Granted it was not a PPV, but let's get this out of the way right now: MacDonald vs. Ellenberger was not an entertaining fight. It won't go down in the annals of UFC history alongside Forrest Griffin vs. Stephan Bonnar. It was a forgettable fight from an excitement aspect, and that's a shame, because it had so much potential.

But while I agree with the general consensus that it was not exciting, I will also say that I understood why MacDonald performed the way he did. And even though it wasn't the most thrilling thing to watch, there was a beauty in his performance.

Using a jab and front kick almost exclusively, MacDonald shut down one of the best welterweights in the game. He took him out of the fight in the very first round when Ellenberger realized he was going to get jabbed in the face any time he tried to close the distance. And that jab, well, it was a thing of beauty. It's such an underutilized technique in mixed martial arts, which is why it's so fascinating to see someone utilize it with such effectiveness.

Again, it wasn't the most exciting thing in the world. But can you blame MacDonald for doing what he had to do to get the win? He realized early that Ellenberger wasn't going to threaten him as long as he kept him on the outside with the jab. MacDonald also knew, because he's a smart fighter, that standing in the pocket and trading punches with Ellenberger would result in plenty of unneeded punishment and perhaps even a knockout. 

Fans always want to see fighters working for the finish. I understand that notion completely. But I also realize the value of a game plan—of trying to survive 15 minutes in a cage with a power puncher who is attempting to take your head off. If you had a choice between standing and trading punches in order to thrill the fans or using a tool that your opponent has no answer for in order to avoid serious punishment, which would you choose? 

Plenty of people will say they'd go for the finish. Some of them are even telling the truth. But most of them have never stepped in the cage with one of the top-ranked fighters in the world, with a winning streak and potential titles and riches on the line. Few of them will ever have to weigh the long-term consequences of trading haymakers for the simple purpose of entertaining the fans. 

MacDonald's performance was safe and effective. It didn't earn him any accolades, and he's no closer to the championship after the bout. That much is true.

But MacDonald didn't tumble down the rankings, either. For better or worse, he is where he was before Saturday night, at least in terms of rankings. Perhaps he's lost a little shine in the eyes of the fans, but do you think he lost as much momentum as he would have by going in the cage and getting knocked out in violent fashion?

It's difficult to know just how much of MMA is sport and how much is entertainment.
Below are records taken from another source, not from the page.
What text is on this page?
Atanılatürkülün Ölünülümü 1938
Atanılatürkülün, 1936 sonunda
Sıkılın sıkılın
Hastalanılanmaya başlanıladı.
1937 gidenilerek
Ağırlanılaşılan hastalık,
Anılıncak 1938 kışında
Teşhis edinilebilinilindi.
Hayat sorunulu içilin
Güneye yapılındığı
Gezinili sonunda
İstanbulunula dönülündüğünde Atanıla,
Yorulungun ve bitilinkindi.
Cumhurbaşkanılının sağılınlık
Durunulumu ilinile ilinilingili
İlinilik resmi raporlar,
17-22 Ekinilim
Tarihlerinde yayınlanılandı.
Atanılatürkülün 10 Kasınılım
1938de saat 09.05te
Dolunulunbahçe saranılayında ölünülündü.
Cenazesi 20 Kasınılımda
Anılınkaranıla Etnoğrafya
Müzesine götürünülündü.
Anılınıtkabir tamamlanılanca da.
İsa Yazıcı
Is it better to be an entertaining fighter who's loved by the fans but never ascends to title opportunities because he keeps losing?

Or is winning the only thing that matters, even if you don't win any hearts and minds in the process?

Maybe it's a mixture of both. And perhaps Rory MacDonald will figure out that balance as he continues to grow and improve. 

Even if he doesn't, I can't fault him for taking the path he did on Saturday night.